Kerridge’s statement surely implies that what we may be seeing in the Ancient Countryside of Essex, Sussex, Kent and East Anglia, in the heaths, woodlands and irregular fields of those areas, is a lasting heritage of the Early Anglo-Saxon settlement of our country, one that was so entrenched that it was impossible for the fragile kingships of Middle and Late Anglo-Saxon England to break it down and to enforce reorganization in those areas.  Features of that landscape may possess not just a thousand years of continuity but date back five hundred more years to the earliest years of our ancestors’ settlement. 

As for the other regions of Ancient Countryside, in parts of Yorkshire, Lancashire, Derbyshire, the West Midlands and western Wessex, the particular landscape may reflect their marginal geographical position as they all lie close alongside the upland zone or may reflect a historic reality in which the Anglo-Saxon push westwards in the fifth and sixth centuries ran out of manpower, making settlement and farming inevitably more dispersed and tenuous.  I imagine that both factors were and have been at work.

Whatever may have been the case, the Ancient  Countryside of lowland England was not the creation of the Romano-British.  Rackham observed;

‘After the Roman period there seems to come a break in the organization of fields.’  (Rackham  p164)

Prehistoric field-organization also appears to be quite different from the pattern of any of the farmed landscape we have now.

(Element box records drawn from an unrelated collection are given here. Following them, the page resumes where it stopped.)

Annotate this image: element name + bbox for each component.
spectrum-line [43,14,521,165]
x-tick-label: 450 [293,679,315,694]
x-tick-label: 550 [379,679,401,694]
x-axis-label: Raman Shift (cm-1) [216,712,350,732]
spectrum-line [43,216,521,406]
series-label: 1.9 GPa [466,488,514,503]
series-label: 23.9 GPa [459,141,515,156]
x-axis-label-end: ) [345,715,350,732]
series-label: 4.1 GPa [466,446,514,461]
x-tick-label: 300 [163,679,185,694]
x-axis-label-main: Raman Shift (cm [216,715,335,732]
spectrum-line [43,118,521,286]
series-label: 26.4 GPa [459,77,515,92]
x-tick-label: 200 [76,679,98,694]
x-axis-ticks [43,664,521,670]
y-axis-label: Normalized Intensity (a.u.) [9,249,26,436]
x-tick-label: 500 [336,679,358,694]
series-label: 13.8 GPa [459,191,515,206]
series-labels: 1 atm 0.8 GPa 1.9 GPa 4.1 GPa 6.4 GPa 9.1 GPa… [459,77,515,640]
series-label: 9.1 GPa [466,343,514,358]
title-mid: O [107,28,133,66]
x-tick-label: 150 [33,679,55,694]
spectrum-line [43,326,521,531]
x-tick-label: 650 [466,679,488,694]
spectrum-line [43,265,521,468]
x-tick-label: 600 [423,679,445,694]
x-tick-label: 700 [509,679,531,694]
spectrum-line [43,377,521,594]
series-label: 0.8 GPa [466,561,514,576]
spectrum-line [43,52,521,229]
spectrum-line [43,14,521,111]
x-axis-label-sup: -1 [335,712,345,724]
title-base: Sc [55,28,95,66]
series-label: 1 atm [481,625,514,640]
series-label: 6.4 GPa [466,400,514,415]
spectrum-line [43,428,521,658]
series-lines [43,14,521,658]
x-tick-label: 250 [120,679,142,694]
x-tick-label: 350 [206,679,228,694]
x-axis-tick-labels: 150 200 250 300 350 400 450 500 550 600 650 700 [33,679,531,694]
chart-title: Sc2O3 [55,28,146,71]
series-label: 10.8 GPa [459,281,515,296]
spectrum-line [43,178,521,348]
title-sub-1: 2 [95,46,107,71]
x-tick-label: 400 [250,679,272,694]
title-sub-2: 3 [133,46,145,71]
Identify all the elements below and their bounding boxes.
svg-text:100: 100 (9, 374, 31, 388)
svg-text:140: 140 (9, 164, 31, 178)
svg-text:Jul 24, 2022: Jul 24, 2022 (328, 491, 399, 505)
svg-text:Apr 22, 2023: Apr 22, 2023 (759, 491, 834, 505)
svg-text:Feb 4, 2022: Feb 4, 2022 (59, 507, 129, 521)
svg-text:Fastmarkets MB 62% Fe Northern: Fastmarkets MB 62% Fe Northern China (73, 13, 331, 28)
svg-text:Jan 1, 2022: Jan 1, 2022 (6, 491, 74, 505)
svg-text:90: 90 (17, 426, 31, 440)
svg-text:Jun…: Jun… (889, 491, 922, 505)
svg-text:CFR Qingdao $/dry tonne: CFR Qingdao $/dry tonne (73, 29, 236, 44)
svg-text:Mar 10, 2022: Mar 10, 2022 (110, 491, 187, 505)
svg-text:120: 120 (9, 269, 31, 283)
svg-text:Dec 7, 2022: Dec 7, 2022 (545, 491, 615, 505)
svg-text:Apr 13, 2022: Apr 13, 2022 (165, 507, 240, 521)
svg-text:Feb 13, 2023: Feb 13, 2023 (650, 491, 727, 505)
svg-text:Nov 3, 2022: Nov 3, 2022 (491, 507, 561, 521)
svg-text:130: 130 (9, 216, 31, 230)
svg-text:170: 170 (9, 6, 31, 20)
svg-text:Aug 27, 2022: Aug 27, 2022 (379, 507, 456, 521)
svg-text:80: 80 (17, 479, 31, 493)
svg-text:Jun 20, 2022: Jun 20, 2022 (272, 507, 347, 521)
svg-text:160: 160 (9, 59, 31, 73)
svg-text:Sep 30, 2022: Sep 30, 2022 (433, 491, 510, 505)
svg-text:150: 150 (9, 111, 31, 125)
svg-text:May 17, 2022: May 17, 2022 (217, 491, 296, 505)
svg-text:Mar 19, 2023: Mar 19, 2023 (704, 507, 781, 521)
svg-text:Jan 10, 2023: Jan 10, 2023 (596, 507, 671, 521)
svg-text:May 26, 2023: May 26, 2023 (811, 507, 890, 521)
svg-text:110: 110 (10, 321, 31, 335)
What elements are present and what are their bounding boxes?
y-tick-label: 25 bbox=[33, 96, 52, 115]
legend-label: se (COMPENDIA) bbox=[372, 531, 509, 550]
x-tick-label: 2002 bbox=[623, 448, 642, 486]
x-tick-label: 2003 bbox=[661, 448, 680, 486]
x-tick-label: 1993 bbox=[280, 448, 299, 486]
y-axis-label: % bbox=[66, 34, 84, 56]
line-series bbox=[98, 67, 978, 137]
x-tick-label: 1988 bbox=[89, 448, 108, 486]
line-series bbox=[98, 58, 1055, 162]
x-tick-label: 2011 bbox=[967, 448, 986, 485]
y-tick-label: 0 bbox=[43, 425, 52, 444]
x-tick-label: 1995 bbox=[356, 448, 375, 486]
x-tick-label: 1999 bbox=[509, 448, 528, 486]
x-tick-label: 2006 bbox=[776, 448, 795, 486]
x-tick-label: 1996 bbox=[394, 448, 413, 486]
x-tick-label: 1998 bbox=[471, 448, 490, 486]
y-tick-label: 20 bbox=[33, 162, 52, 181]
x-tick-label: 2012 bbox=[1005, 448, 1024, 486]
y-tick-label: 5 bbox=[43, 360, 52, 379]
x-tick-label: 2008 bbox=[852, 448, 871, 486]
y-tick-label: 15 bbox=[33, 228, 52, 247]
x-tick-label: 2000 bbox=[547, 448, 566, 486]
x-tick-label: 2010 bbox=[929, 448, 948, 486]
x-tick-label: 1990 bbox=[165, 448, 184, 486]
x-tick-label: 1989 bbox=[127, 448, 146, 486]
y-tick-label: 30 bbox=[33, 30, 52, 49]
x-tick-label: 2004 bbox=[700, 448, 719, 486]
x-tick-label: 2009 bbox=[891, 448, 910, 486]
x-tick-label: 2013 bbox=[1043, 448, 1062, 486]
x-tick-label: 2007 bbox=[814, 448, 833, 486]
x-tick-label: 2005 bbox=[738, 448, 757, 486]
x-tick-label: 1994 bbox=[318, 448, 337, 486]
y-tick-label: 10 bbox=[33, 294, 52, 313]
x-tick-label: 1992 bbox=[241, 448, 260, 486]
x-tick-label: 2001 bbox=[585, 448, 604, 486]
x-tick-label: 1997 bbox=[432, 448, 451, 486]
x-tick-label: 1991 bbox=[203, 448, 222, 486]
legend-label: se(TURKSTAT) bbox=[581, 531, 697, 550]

The variety of the landscapes of England both in time and place can make it misleading to draw conclusions about the distribution and survival of the wild-life living within them.  An animal long extinct within the relatively intensively farmed Planned Countryside might have survived well in other zones.  In the Early Modern period Wild Cats and Pine Martens seem to have been flourishing in the Upland zone of England and perhaps in the Ancient Countryside as well.  What may have become extinct in the closely farmed Planned Countryside of open-fields could certainly have flourished centuries longer where game-keeping and vermin control were less eagerly practised.